Some time later, the medical bay gallery is packed with Star Force crewmen. In the bay itself, Wildstar, Venture, Nova, Dr. Sane, and IQ-9 are with Avatar. Avatar commends Wildstar for taking the initiative to save the ship. The damage is regrettable, but the ship survived thanks to him.

Story note: Captain Avatar casually mentions here that he’s “seen lions push their cubs out of the cave to help them become good fighters.” It works as a metaphor when he observes that Wildstar “left the cave” on his own, but it seems a bit out of left field when we ponder it literally. Did a younger Avatar spend time as a zoologist in Africa in the years before the planet bombing? If so, he has certainly lead a full, rich life.

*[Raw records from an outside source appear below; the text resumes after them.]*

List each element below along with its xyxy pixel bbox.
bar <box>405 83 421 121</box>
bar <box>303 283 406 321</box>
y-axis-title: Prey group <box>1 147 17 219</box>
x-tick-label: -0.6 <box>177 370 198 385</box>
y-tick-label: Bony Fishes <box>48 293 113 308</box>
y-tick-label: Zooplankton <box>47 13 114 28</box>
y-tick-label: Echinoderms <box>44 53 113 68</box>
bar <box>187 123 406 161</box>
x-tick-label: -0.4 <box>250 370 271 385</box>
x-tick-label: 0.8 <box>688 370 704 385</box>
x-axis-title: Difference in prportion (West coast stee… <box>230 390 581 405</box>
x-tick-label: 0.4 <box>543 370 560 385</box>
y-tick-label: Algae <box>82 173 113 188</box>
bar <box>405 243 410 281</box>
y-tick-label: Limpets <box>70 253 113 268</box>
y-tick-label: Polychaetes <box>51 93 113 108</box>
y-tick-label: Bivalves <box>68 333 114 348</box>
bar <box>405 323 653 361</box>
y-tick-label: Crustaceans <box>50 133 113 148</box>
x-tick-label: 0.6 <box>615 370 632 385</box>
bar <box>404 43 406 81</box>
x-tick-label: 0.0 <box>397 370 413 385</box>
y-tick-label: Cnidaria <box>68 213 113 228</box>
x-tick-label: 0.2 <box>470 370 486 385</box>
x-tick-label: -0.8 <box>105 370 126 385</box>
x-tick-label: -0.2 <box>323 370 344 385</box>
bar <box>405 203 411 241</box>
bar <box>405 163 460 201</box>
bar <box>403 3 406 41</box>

On the Balan base, there’s quite a different meeting between an officer and a subordinate. Lysis states the obvious: Volgar knew the Star Force had a Wave-Motion Gun, so he shouldn’t have been surprised that they’d use it. “Did you think they were just going to fly into your trap like your stupid dummy of the Argo? That’s all you’re good for Volgar, shooting down dummies!!”

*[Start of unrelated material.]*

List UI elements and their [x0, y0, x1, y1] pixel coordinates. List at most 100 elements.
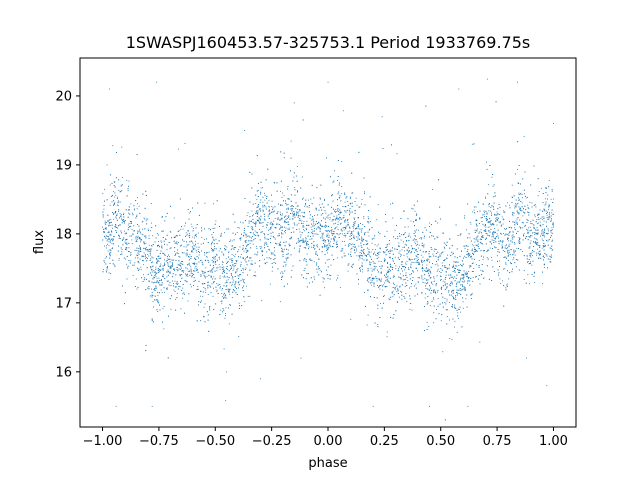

In Lysis’ thoughts, however, he’s wondering how to defeat the Star Force. He almost sounds upset that Volgar failed.

“There are only 263 days left.”

Continue to episode 18

One thought on “Episode 17 Commentary

  1. I am somewhat baffled by how Balan rotating faster apparently cancels out its intrinsic gravitational pull (and why the writers didn’t just say it was the base’s artificial gravity that resolved this problem).
    If we assume an Earth-like composition for Balan, then it should have a radius about 2.3 times that of Earth and a surface gravity around 4 times that of Earth. From what we know of Gamilon (as mentioned in Episode 23) and making the same Earth-like assumption, Gamilon should have a surface gravity about 1.5 times Earth’s (as should Iscandar). Balan would only have about 2.7 times Gamilon’s gravity: so it’s not great for the Gamilons, but not so bad as it would be for the Earthlings.
    It’s also very unusual to have a planet with a mass 20 times that of Earth that is still rocky, since the aforementioned gravitational pull will be strong enough to capture large amounts of hydrogen and helium from the protoplanetary disk (this is exactly how gas giants are predicted to form). That, though, is marginally more forgivable since the protoplanetary disk hypothesis of planet formation had only been recently proposed when this episode was written. Furthermore, though rocky planets of this size are extremely unusual, it’s not unknown: for example, Kepler-277b has a mass of 83 times that of the Earth, with a radius only three times Earth’s, and therefore almost certainly rocky. In Balan’s case, given we know it was ejected from its own star system, it’s not difficult to postulate some kind of close encounter with its host star that could have vaporized the atmosphere and flung it away at the same time.